Au 13 avril, le coronavirus avait déjà tué trois personnes parmi les peuples autochtones du Brésil : un adolescent Yanomami de 15 ans dans l’État du Roraima, un Borari de 87 ans à Alter do Chão, au Pará, et un homme Muro de 55 ans à Manaus. Le virus avait infecté au moins neuf autres personnes au total, 23 autres cas considérés suspects étaient traités, selon les données officielles du ministère de la Santé brésilien. Sous la pression d’une vague d’invasions de leurs territoires, les communautés autochtones doivent faire face, quasiment seules, à l’arrivée de l’épidémie dans les villages.

« La meilleure façon de se préserver maintenant, c’est de maintenir les communautés isolées, leur conseillant de ne pas sortir ni de recevoir de visites. Nous avons une expérience très perverse des maladies contagieuses, qui ont décimé des groupes ethniques entiers par le passé. Tout le monde a peur », dit Sonia Guajajara, coordinatrice de l’Articulation des peuples autochtones du Brésil (APIB, l’une des principales organisations amérindiennes brésiliennes). La principale préoccupation, dit-elle, est de se prémunir contre la phase la plus dure de la contagion, qui menace les communautés autochtones de la même manière qu’elles progresse dans les villes brésiliennes.

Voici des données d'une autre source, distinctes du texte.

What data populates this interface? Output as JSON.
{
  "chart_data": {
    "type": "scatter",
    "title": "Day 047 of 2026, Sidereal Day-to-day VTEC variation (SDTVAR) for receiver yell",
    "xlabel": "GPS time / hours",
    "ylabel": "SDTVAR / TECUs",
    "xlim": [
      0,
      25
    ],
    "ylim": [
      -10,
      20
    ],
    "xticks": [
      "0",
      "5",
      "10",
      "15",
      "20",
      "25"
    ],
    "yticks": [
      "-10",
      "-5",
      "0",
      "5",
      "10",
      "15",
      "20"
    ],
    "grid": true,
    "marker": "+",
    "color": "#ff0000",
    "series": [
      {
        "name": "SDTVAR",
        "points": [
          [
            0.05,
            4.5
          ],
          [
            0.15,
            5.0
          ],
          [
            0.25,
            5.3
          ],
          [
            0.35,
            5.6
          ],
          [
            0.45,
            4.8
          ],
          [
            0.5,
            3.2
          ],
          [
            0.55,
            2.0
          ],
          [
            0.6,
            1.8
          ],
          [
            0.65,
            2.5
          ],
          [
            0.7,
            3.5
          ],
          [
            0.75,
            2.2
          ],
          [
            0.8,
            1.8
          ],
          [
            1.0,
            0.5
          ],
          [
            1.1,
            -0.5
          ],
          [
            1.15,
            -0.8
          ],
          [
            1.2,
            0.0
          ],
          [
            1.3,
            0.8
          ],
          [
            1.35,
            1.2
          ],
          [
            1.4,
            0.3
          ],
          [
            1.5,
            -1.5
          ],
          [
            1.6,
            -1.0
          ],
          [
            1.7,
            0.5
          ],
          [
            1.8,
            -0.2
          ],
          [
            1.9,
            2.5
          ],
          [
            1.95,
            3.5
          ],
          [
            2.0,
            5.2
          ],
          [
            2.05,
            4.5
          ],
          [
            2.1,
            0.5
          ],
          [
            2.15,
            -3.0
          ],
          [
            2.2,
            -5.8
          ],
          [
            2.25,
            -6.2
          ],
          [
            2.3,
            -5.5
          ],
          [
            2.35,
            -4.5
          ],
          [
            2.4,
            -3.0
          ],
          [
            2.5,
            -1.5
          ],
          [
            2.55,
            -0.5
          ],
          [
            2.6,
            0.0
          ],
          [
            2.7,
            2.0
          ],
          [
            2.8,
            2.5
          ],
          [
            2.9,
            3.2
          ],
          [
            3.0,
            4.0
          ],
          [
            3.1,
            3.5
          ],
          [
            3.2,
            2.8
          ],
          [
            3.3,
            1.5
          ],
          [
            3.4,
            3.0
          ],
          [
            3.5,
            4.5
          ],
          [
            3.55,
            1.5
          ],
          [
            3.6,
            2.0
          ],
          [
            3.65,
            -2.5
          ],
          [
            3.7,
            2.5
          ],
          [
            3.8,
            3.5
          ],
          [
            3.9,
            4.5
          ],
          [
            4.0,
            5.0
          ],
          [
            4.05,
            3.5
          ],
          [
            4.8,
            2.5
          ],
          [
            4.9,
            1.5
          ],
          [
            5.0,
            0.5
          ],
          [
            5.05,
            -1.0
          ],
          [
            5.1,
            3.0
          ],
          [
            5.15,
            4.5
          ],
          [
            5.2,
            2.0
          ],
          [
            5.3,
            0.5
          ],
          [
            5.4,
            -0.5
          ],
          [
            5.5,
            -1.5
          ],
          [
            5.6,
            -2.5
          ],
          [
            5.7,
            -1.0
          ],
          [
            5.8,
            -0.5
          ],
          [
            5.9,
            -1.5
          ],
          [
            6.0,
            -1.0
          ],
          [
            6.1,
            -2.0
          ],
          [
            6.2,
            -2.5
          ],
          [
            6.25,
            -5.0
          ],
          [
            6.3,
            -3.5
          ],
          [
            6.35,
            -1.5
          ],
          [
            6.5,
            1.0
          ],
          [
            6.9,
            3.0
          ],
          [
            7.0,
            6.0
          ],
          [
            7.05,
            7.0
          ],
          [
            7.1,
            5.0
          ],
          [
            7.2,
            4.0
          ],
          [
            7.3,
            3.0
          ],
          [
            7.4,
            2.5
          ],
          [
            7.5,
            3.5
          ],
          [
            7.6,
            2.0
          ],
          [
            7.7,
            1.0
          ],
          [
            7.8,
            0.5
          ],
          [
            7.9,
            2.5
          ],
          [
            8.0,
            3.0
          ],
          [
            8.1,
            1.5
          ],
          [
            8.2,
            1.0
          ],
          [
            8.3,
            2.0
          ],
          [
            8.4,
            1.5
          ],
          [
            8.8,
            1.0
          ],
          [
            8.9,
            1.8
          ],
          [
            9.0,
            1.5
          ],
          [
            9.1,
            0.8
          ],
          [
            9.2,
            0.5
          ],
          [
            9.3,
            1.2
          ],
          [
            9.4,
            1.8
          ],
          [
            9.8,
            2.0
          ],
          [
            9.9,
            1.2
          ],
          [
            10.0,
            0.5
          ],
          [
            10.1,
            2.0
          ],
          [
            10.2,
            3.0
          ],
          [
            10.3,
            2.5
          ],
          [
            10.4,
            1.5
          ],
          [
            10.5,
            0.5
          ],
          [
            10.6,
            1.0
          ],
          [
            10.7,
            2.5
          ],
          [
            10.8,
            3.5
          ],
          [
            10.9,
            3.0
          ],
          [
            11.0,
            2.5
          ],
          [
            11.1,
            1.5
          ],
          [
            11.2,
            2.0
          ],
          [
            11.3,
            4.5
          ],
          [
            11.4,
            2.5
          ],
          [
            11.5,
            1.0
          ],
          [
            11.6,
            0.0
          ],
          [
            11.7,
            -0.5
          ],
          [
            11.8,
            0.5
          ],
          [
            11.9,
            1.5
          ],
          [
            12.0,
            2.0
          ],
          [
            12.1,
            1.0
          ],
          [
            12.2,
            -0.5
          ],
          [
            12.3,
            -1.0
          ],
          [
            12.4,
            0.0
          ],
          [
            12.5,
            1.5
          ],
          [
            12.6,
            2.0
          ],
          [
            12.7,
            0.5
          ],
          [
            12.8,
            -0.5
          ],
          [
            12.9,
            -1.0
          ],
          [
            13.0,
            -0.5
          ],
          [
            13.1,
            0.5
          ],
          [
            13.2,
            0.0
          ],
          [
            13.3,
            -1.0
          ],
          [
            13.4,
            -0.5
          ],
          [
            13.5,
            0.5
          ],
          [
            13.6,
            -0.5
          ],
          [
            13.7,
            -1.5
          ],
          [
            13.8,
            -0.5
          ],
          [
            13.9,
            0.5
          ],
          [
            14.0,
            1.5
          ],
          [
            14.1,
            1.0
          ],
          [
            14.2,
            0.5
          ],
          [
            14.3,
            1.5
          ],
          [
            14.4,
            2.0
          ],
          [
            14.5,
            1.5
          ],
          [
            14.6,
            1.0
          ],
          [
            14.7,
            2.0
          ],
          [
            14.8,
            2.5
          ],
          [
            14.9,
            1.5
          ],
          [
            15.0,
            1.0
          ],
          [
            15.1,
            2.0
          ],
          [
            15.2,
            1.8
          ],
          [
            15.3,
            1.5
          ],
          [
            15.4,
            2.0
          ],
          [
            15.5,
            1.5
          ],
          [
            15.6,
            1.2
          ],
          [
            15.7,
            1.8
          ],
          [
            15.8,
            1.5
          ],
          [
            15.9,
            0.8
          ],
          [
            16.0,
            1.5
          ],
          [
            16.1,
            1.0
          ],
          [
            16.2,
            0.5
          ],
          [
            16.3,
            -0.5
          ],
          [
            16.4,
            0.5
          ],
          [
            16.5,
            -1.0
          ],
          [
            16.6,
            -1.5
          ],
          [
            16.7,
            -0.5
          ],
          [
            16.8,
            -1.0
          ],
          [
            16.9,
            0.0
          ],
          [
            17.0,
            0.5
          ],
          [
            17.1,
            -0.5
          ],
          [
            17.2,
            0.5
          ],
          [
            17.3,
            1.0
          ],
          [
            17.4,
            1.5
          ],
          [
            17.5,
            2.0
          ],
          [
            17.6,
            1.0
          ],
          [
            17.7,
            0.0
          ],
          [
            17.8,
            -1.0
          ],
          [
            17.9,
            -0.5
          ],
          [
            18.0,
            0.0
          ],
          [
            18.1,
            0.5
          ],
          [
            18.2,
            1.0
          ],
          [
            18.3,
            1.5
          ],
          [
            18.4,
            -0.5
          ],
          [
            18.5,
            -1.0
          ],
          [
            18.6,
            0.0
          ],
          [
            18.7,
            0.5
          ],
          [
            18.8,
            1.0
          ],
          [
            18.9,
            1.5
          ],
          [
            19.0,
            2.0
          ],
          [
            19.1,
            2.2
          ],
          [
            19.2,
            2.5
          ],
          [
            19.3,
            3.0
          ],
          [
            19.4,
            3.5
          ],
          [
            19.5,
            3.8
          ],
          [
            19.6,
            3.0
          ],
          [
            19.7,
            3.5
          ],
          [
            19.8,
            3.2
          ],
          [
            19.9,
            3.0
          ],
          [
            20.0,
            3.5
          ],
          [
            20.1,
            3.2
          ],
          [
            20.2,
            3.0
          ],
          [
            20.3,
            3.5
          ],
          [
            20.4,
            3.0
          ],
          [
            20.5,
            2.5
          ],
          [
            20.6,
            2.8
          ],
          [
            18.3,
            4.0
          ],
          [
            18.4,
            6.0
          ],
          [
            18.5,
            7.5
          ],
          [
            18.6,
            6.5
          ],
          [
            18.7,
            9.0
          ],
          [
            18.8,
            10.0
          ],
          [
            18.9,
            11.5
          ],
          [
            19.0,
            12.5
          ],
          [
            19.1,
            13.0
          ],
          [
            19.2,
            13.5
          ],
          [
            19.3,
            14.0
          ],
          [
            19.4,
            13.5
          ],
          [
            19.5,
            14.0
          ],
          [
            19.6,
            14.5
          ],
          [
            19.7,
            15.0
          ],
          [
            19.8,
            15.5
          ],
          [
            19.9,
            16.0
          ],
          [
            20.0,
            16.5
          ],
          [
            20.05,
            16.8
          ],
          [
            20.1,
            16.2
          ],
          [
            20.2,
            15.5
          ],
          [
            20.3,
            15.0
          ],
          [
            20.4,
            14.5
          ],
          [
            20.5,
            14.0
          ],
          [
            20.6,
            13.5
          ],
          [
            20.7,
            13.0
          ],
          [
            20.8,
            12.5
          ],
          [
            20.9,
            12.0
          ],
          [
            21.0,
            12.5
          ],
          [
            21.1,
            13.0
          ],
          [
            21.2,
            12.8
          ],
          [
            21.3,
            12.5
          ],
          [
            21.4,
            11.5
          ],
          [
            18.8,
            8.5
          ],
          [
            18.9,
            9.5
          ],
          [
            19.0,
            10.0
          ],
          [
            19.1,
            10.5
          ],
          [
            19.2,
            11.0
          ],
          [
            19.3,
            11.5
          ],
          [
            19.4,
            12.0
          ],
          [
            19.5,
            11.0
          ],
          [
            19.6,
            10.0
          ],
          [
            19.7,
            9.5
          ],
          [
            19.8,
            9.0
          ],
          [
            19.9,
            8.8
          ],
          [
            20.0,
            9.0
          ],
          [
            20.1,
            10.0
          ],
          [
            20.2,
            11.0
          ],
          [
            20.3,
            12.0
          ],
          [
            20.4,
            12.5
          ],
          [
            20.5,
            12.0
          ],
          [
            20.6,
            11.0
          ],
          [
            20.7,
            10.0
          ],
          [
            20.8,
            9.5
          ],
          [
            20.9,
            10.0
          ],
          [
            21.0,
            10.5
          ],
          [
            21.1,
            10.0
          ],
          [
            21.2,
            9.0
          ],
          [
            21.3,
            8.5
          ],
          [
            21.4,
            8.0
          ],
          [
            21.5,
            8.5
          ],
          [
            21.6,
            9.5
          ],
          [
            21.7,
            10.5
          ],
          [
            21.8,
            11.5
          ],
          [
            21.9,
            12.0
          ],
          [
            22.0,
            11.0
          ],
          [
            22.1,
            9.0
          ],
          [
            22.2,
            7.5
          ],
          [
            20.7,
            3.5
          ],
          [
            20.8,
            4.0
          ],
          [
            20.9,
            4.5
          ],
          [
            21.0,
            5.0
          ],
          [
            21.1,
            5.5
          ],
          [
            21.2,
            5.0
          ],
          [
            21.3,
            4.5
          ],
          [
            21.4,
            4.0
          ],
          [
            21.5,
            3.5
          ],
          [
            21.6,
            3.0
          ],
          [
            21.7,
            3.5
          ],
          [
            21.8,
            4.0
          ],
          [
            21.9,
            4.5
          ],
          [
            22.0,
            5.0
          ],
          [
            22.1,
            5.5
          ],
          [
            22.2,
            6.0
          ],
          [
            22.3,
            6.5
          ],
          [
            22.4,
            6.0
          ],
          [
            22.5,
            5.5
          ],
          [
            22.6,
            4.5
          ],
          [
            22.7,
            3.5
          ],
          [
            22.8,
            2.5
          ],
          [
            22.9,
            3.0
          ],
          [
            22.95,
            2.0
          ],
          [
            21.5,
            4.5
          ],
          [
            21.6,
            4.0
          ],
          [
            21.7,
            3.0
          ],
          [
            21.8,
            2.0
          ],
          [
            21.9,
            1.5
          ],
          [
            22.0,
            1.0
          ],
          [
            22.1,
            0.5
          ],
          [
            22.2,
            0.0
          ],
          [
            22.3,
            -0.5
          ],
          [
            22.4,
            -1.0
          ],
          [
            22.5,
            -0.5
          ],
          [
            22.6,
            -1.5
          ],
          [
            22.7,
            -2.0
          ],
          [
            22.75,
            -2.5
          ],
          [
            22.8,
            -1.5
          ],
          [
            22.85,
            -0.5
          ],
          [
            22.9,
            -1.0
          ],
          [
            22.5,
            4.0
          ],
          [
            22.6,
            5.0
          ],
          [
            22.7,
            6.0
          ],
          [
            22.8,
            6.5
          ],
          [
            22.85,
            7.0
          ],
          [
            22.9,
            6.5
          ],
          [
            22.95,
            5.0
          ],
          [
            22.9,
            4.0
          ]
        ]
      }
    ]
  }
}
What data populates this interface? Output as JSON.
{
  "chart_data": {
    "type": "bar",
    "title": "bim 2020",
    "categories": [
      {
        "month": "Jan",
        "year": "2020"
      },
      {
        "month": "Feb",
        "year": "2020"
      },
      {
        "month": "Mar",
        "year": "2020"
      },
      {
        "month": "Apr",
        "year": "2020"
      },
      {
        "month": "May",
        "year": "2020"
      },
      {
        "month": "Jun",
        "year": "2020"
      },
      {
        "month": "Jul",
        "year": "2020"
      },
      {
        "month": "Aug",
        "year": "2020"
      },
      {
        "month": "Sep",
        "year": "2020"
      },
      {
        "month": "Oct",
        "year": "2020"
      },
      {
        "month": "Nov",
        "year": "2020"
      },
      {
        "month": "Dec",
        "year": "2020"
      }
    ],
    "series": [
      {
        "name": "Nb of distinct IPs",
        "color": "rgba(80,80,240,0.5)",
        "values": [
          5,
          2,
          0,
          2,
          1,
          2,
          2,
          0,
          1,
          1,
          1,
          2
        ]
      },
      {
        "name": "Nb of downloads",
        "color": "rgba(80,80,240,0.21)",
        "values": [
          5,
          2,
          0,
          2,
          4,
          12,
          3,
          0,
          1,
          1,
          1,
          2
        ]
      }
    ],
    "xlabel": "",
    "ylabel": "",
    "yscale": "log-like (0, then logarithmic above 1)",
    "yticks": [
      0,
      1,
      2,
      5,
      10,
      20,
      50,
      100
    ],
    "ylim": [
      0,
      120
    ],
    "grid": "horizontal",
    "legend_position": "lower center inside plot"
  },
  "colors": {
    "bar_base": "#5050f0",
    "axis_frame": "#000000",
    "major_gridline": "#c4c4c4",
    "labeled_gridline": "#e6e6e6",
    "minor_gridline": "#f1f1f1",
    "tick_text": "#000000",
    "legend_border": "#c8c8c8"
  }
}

Loin du conflit entre le président Jair Bolsonaro et le ministre de la Santé, Luiz Henrique Mandetta [limogé par Bolsonaro mi-avril], les communautés autochtones d’Amazonie comptent essentiellement sur le travail de leurs dirigeants communautaires, des entités indigénistes et des professionnels de santé de terrain, qui mènent une guerre quasi en solitaire contre le virus. « Il y a un manque d’équipement de protection individuelle, de vaccins contre la grippe et de matériel pour tester le coronavirus chez les personnes qui présentent des symptômes de contamination », explique Sonia Guajajara.

« Avec la crise sanitaire, l’exploitation illégale de mines et l’accaparement des terres se multiplient en Amazonie »

Quand des membres des communautés autochtones présentent des signes de la maladie Covid-19, si elles ont voyagé hors des villages, les professionnels de santé font des prélèvements et les envoient analyser en laboratoire. Les autres sont évalués sur leurs symptômes et traités comme des grippes. Mais les communautés n’ont pas accès, selon Sonia Guajajara, aux kits promis pour le dépistage rapide du Covid. « Ce n’est pas une petite grippe. C’est une maladie beaucoup plus létale, avec un risque bien plus grand pour les autochtones », explique la coordinatrice de l’APIB.

"Il manque les équipements de protection individuelle, les vaccins contre la grippe et le matériel de dépistage des coronavirus chez les personnes présentant des symptômes de contamination", rapporte Sonia Guajajara. CC Wikimedia Commons.

Les va-et-vient incontrôlés d’exploitants de mines illégales, selon les entités indigénistes entendues par l’Agência Pública, constituent actuellement le grand défi des professionnels de la santé et des dirigeants qui luttent pour éviter tout contact avec le virus. « Nous exigeons que les agences de sécurité expulsent les envahisseurs des terres indigènes. Le risque de contagion est imminent », déclare Sonia Guajajara. Selon l’APIB, avec la crise sanitaire et la réduction des contrôles de la police fédérale et de l’armée, l’exploitation illégale de mines et l’accaparement des terres se multiplient en Amazonie. Les dirigeants de la communauté Karipuna, dans l’État de Rondônia, ont alerté les entités autochtones de la présence d’envahisseurs qui défrichent des zones à dix kilomètres du village de Panorama pour en extraire le bois. Une enquête du journal O Estado de São Paulo, basée sur des informations de l’Institut national de recherche spatiale, indique que les zones déboisées ont pratiquement doublé en Amazonie, passant de 2649 à 5076 kilomètres carrés [l’équivalent d’un département français de métropole].